Elsewhere, an explosion ripped through the northern city of Raqa, Syria's only provincial capital to have fallen out of regime control, killing three people including two children, said the Observatory.
The Britain-based group said the origin of the explosion has not been identified, and added that dozens of people were wounded.
Near Damascus, Syrian troops killed at least 62 rebels in an ambush on Wednesday, the observatory said.
The Syrian military said those killed were members of the jihadist Al-Nusra Front.
"At least 62 rebels fell as martyrs, most of them youths, and eight others are missing after an ambush by regime forces at dawn near the industrial city of Adra," northeast of the capital, the monitoring group said.

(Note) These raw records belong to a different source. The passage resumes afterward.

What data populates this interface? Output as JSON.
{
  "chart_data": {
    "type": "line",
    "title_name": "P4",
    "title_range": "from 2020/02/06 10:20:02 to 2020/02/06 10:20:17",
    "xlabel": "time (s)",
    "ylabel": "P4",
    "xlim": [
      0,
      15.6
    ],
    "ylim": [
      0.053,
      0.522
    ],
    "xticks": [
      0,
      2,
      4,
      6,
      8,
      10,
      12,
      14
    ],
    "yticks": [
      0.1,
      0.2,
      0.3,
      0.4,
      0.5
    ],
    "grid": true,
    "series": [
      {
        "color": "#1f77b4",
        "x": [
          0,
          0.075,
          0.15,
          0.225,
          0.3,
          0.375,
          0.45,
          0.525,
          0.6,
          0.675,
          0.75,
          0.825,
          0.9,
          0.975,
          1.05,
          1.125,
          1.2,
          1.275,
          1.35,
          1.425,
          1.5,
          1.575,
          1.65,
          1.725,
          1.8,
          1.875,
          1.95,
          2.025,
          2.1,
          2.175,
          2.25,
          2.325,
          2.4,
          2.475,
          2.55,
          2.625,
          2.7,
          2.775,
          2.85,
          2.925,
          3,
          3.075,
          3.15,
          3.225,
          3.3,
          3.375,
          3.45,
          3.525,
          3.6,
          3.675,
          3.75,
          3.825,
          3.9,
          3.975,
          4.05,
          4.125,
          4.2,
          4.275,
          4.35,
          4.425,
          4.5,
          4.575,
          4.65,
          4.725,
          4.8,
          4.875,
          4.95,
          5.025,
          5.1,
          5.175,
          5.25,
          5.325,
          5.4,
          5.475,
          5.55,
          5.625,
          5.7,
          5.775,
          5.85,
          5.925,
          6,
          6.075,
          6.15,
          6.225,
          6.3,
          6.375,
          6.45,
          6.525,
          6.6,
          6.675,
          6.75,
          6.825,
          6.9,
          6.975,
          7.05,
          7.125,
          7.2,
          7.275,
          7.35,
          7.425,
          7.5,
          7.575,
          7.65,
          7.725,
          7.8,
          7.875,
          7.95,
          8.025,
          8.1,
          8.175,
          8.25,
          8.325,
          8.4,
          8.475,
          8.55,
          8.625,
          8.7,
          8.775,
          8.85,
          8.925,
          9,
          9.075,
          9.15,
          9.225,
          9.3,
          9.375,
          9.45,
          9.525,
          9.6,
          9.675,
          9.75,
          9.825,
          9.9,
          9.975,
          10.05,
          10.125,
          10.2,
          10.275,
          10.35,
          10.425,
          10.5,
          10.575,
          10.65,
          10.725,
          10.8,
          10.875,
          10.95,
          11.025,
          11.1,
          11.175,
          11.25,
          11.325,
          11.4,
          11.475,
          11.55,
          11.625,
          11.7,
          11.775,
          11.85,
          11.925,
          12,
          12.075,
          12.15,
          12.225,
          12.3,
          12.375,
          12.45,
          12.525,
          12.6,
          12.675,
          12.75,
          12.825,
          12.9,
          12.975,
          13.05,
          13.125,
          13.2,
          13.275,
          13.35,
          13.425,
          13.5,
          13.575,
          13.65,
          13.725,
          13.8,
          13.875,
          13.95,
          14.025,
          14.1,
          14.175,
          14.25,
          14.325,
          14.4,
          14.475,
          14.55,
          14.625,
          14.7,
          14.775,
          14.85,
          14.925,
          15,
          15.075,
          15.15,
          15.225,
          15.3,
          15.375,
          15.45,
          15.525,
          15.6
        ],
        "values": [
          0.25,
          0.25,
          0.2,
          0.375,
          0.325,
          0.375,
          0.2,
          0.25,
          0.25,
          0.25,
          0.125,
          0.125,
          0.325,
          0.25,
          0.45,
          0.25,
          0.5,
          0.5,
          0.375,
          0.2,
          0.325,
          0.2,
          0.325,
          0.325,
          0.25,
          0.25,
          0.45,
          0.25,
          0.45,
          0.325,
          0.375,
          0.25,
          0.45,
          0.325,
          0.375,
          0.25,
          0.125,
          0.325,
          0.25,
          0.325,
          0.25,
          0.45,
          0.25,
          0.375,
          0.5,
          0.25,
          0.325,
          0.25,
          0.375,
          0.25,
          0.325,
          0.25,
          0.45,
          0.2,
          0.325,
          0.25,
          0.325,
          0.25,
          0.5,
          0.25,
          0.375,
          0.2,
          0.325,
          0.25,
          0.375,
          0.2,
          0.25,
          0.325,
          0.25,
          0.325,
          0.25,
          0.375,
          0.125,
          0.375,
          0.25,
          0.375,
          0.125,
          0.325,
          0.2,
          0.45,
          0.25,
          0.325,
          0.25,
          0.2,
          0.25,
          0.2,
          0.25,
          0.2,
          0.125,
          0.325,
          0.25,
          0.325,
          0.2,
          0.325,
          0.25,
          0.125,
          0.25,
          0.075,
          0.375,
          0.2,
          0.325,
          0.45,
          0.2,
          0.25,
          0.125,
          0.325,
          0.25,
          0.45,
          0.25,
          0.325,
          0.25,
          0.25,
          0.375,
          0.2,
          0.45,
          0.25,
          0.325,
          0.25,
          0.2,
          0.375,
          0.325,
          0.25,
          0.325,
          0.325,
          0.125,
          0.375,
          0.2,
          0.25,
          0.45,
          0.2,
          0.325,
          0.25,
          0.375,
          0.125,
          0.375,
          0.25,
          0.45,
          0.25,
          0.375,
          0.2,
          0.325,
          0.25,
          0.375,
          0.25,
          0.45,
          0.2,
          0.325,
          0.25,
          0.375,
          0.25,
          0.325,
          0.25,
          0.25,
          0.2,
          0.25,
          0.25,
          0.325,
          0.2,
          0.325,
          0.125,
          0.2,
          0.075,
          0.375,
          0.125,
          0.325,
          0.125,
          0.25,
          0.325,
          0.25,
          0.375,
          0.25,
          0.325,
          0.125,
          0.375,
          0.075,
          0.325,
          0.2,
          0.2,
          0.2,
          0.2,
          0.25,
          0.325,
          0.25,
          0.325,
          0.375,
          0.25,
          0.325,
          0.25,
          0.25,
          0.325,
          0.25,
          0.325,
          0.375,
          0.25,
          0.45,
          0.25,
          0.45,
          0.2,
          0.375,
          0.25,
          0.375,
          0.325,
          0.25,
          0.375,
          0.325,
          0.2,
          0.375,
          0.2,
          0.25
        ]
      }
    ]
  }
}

A Syrian military source quoted by state news agency Sana said the "army carried out an ambush on a group of terrorists belonging to the Al-Nusra Front that was trying to infiltrate Eastern Ghuta and attack a military post."
"All the terrorists were killed and their arms captured," the source added, without giving a toll.
Adra, 35 kilometres from Damascus, is the gateway to Eastern Ghuta, a farming region where a large number of rebels are located.
Nearby, the air force staged two air strikes on the battered town of Douma, where anti-regime sentiment has been strong since early in the anti-Assad revolt, which broke out in March 2011.